Именно в поэзии Пушкина этой поры наиболее точно воплощались магистральные тенденции отечественной литературы: передовая идейность, народность, реализм, демократизация героев и литературного языка. Влияние пушкинской поэзии особенно отчетливо видно при сопоставлении следующих стихотворений Пушкина и Кольцова: «Вакхическая песня» и «Веселый час», «Соловей и роза» и «Соловей» (1831). Как о самом значительном и торжественном событии своей жизни вспоминал Кольцов о встрече с Пушкиным, происшедшей в 1836 году. Лишь только поэт-прасол назвал свое имя, пригласивший его к себе Пушкин схватил его за руку и воскликнул: «Здравствуй, любезный друг! Я давно желал тебя видеть».

Речевое своеобразие. Изобразительные средства.

Истинно народное содержание песен Кольцова раскрывается уже в поэтической лексике. Новаторски расширяя границы художественной речи, поэт вводит в лирику до него невиданное количество слов, связанных с бытом и трудом земледельца: «десятина», «пашня», «борона», «соха», «гумно», «скирды», «клеть», «коса», «закрома», «лаптишки», «онучи», «гужом».

Лексика песен Кольцова разговорно-просторечная: «чем-свет», «дремит» ( «Урожай»), «гляну», «помолвились» ( «Деревенская беда»), «талан», «помочи» (в смысле помощи), «пороскошничать», «пододонная» ( «Тоска по воле»), «опознился», «посулил» ( «Хуторок», 1839).

Кольцов часто использует излюбленные народной речью и устной поэзией слова с уменьшительными и ласкательными суффиксами ( «пташечка», «касаточка», «ржица», «хлебец», «лошадок»), прилагательные в краткой форме ( «тесовы», «дубовы», «низовы», «широку»), глаголы в многократном виде ( «игрывал», «не видывал», «мыкивал»), возвратную частицу «ся» ( «умываюся», «растворилися»), деепричастия с окончаниями на «учи» и «ючи» ( «улыбаючись», «припеваючи», «не смотрючи»), «ова» вместо «ого» в прилагательных родительного падежа ( «немилова», «старова», «вернова», «темнова»), повторения предлогов ( «за дубовы столы, за набранные»; «про хлеба, про покосы») и т.д.

Воссоздавая подлинно народную речь своего лирического героя, поэт вводит слова с областными ударениями, вроде: «укоротали» ( «Без ума, без разума»), «работали» ( «Что ты спишь, мужичок?»), «родное» ( «Косарь»), «добычью» ( «Стенька Разин»).
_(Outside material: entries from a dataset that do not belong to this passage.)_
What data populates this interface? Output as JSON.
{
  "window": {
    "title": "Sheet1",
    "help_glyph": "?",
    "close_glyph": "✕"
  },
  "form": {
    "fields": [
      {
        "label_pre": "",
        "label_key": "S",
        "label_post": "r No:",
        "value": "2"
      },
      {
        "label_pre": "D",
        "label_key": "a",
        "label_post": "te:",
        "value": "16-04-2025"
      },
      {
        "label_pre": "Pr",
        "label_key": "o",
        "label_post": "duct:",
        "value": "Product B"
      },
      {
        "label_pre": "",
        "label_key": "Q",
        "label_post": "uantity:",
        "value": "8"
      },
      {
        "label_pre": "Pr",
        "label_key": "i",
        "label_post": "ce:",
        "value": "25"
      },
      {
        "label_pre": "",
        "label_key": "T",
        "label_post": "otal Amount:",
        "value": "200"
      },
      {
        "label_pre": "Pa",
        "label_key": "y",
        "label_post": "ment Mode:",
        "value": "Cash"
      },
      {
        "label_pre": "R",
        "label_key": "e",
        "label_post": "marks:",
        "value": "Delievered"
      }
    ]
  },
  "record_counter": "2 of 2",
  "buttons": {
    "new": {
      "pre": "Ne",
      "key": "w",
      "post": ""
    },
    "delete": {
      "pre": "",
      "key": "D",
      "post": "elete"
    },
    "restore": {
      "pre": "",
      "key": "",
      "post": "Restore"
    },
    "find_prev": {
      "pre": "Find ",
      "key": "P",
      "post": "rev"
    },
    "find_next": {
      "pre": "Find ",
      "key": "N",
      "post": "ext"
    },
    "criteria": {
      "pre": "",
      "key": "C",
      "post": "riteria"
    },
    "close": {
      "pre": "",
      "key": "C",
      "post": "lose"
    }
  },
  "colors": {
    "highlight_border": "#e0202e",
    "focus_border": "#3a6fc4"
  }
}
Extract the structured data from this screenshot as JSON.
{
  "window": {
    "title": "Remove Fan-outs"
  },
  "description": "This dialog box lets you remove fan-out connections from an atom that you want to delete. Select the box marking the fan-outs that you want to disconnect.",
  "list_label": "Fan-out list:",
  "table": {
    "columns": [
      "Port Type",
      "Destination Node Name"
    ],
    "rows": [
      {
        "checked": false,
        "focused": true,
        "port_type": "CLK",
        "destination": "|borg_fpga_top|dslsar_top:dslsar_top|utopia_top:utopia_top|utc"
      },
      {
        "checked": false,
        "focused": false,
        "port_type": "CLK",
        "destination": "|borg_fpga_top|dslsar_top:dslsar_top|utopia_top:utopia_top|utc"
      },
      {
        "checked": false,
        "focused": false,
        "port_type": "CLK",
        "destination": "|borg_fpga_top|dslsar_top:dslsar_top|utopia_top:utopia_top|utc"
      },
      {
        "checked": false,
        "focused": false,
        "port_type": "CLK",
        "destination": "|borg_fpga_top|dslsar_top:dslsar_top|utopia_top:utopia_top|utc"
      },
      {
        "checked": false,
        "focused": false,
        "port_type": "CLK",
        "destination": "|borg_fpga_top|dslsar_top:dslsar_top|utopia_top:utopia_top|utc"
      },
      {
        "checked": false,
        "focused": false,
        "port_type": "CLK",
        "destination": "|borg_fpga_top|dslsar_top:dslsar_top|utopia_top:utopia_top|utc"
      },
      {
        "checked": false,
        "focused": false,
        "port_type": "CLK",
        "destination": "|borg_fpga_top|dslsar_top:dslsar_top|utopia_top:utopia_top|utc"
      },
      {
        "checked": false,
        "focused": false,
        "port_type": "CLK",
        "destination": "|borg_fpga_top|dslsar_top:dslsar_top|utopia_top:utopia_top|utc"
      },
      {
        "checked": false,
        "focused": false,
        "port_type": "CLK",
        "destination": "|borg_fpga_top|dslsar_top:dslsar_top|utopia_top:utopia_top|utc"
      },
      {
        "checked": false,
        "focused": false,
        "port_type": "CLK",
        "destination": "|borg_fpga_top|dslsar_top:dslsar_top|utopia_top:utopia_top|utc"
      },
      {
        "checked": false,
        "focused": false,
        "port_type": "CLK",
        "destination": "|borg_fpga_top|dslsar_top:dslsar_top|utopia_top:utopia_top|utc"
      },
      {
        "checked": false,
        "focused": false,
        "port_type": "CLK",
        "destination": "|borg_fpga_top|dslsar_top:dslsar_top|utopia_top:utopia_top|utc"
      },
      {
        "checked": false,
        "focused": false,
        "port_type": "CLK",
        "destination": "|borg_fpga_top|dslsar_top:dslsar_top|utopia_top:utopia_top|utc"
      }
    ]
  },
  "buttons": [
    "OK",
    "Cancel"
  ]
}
В поэтический язык им включены не только просторечные слова, но и целые выражения, обороты и фразы: «душой… кланяюсь» ( «Тоска по воле»), «мой згад» ( «Размышления поселянина»). Обогащая поэтическую речь, поэт испещряет ее народными поговорками и пословицами, нередко переиначенными: «Не родись богатым, А родись кудрявым» ( «Первая песня Лихача Кудрявича»), «Век прожить — не поле пройти за сохою» ( «Вторая песня Лихача Кудрявича»).

В органическом сплаве с народно-просторечной лексикой и фразеологией находится и синтаксис песен Кольцова. Добиваясь ясности, простоты, доходчивости поэтического языка, поэт пользуется краткой, энергичной фразой, нередко начинающейся или завершающейся глаголом: «Дуют ветры, Ветры буйные; Ходят тучи, Тучи темные» ( «Русская песня», 1840); «За рекой, на горе, Лес зеленый шумит; Под горой, за рекой, Хуторочек стоит» ( «Хуторок»).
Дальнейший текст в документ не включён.